TOKYO -- Hitachi will curtail its financial risk in the construction of two nuclear power plants in the U.K. by divesting itself of the local subsidiary that will build and operate them, the Japanese conglomerate announced Thursday.
The news came at an event held here to draw partners to invest in Horizon Nuclear Power, which Hitachi acquired in 2012 as a wholly owned subsidiary. If Hitachi fails to do so before construction starts in 2019, forcing it to bear practically all the financial risk of the project, it will suspend its plans for the 2 trillion yen ($18.1 billion) project. Hitachi is proceeding cautiously with its own nuclear energy business, studying Toshiba's troubles in the U.S. with Westinghouse Electric.
Hitachi purchased Horizon in order to secure orders for its own reactors after the 2011 disaster at Tokyo Electric Power Co. Holding's Fukushima Daiichi nuclear power plant halted demand from around the world. Hitachi now is appealing to energy companies and others to invest in Horizon so it can turn the company into an unconsolidated subsidiary and is prepared to reduce its stake to as low as zero. Operation of the power plants would be entrusted to Horizon.

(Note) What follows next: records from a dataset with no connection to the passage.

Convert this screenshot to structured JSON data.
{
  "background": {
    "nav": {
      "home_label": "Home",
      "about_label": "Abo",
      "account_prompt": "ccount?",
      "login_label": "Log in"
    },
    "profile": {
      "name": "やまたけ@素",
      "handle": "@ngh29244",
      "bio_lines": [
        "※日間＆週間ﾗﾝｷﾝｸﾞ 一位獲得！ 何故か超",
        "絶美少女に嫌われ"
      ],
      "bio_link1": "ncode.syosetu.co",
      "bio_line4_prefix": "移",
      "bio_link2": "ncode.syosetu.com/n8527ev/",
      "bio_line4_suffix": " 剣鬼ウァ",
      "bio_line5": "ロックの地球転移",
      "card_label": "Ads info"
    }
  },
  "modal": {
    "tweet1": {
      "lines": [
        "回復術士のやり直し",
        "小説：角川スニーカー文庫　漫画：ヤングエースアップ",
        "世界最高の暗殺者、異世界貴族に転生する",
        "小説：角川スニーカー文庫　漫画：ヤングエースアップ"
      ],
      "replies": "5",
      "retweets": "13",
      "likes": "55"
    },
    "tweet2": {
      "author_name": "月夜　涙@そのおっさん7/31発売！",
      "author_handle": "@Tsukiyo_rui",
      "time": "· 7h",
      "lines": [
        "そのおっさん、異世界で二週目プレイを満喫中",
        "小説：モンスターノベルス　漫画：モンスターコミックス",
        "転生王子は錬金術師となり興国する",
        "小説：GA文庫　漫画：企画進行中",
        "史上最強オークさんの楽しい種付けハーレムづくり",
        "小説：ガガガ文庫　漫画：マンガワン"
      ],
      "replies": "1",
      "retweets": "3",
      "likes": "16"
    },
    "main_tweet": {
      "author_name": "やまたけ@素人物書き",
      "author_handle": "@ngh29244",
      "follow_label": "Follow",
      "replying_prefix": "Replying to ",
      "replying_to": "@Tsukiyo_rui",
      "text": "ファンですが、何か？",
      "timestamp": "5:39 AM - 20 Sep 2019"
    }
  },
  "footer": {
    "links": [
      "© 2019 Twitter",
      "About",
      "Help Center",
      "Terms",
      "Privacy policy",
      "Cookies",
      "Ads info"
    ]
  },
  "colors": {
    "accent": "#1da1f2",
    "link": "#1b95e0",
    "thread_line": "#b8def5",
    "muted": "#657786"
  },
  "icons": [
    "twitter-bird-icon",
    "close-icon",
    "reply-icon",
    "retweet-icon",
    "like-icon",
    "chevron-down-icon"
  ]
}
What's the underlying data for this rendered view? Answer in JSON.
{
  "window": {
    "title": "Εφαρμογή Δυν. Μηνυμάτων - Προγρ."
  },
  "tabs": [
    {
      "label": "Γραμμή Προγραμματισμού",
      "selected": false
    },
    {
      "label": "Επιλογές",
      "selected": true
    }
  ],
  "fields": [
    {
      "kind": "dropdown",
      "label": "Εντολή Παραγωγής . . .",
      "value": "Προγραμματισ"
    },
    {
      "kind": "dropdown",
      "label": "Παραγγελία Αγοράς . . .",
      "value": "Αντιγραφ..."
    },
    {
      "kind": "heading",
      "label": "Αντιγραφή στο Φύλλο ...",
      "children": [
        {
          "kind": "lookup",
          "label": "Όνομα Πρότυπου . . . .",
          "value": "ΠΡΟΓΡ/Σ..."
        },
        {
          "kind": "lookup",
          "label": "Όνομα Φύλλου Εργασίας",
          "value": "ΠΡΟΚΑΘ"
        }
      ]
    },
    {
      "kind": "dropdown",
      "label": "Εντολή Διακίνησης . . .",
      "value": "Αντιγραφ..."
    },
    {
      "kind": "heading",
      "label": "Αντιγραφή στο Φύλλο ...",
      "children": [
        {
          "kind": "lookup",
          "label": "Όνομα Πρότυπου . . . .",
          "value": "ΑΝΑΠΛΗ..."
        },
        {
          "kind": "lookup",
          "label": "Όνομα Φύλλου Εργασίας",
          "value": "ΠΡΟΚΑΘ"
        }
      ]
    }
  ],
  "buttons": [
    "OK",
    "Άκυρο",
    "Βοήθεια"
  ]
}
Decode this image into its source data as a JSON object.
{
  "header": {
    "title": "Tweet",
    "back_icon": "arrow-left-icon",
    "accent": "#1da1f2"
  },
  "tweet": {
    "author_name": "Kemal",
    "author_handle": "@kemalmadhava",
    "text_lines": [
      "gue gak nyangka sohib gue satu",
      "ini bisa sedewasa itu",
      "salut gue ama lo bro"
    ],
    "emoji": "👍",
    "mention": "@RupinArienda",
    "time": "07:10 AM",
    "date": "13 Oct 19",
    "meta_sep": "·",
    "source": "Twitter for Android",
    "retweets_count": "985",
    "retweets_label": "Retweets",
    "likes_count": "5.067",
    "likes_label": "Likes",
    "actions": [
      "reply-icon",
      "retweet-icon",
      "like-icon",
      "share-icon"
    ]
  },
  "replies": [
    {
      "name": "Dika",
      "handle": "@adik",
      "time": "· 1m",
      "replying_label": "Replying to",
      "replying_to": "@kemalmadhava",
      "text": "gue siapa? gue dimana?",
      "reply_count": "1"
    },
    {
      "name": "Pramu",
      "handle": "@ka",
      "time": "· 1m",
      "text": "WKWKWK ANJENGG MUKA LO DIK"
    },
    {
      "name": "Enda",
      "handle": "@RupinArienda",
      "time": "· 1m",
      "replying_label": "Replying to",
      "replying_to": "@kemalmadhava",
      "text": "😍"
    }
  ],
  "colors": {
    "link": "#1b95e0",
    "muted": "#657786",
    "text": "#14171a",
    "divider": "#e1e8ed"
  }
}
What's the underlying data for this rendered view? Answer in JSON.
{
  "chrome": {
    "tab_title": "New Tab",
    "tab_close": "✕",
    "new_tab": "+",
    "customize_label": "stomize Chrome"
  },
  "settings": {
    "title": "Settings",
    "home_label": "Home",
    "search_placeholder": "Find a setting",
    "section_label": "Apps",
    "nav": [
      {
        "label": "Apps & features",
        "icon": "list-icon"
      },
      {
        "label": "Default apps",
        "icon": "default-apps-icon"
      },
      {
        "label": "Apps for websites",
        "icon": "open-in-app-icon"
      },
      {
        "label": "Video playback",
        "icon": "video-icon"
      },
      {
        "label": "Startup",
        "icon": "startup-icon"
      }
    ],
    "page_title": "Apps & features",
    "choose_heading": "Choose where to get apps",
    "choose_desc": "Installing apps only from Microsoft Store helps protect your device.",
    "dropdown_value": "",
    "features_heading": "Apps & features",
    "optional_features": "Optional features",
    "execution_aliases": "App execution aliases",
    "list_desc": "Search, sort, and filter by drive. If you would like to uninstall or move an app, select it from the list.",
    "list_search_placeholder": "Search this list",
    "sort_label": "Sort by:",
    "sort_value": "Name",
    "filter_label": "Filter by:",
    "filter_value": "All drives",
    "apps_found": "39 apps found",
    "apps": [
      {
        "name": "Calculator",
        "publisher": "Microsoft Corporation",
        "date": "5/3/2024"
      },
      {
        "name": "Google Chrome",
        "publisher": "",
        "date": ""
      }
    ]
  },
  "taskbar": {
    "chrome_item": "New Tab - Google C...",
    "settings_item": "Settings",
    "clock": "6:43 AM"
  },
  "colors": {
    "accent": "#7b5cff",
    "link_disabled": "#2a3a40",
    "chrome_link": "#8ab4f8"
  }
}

"We will tackle this project along with strong partners," Hitachi Vice President Koji Tanaka said at the event. He stressed all that Hitachi is doing to reduce construction risks. The company will partner with American and Japanese engineering firms Bechtel and JGC, and if obstacles like construction delays cause losses, all the companies will share responsibility based on a predetermined ratio regardless of who is at fault. Tanaka also trumpeted Hitachi's plentiful achievements in operating the reactors that will be used in the new plants.
Hitachi also is stressing the differences from Westinghouse's nuclear power plant construction business in America. Westinghouse's plans invited delays by using a new reactor model that had never been in operation. Related companies then disputed responsibility for the losses, leaving Westinghouse and Toshiba to bear the burden alone.
Hitachi will start to recruit and negotiate with potential partners. It will also need the British government to provide a concrete support plan.
Currently, Hitachi has no plans to construct new, large-scale nuclear power facilities in Japan. Growth in Hitachi's nuclear power business therefore rests on the shoulders of the U.K. project.
The conglomerate discount
Hitachi stock is considered a winner among Japanese electrical machinery makers, but the Tokyo market has not warmed to the company. The lack of enthusiasm is due, in part, to concerns about the risk of nuclear power plants overseas as the market watches Toshiba struggle. Another explanation is that Hitachi stock is suffering from a conglomerate discount, the tendency for the market to undervalue companies with diversified businesses.
"In order to build on Hitachi's strengths, we will expand our 'internet of things' business," President Toshiaki Higashihara said at an investor relations event on Thursday. The key for Hitachi will be whether it can concentrate management resources in order to quickly turn a profit on internet of things activities.
Hitachi will instruct clients on how to optimize their operations by analyzing production and logistics data using artificial intelligence. The company is proceeding with applications for the railroad, building management and medical device industries. Hitachi is targeting sales of 1.5 trillion yen for its internet of things business by fiscal 2018 and is planning to increase personnel in its technology sales operations.
The internet of things will be the next pillar for Hitachi, which is targeting overall consolidated sales of 10 trillion yen and an operating profit of 800 billion yen in fiscal 2018. Hitachi stock dropped 1% from the previous day on Thursday, however, after it announced plans to enhance its internet of things business. Hitachi's share price has remained stubbornly low compared to rivals Panasonic and Sony, which have both risen more 20% since the beginning of the year.
Hitachi has a market capitalization of 3.3 trillion yen. Competitor Keyence's market capitalization is nearly double that, despite having one-twentieth of Hitachi's sales. The reason is that Keyence specializes in production sensors whereas Hitachi's businesses are varied, making it difficult to understand what kind of company it is, in the view of one securities analyst.
Among domestic electrical machinery makers, Hitachi has been the fastest to pare down and focus on select businesses, but its management has been too indiscriminate compared to international competitors like General Electric and Siemens. Hitachi's potential will be tested as it tries to live up to the market's growth expectations.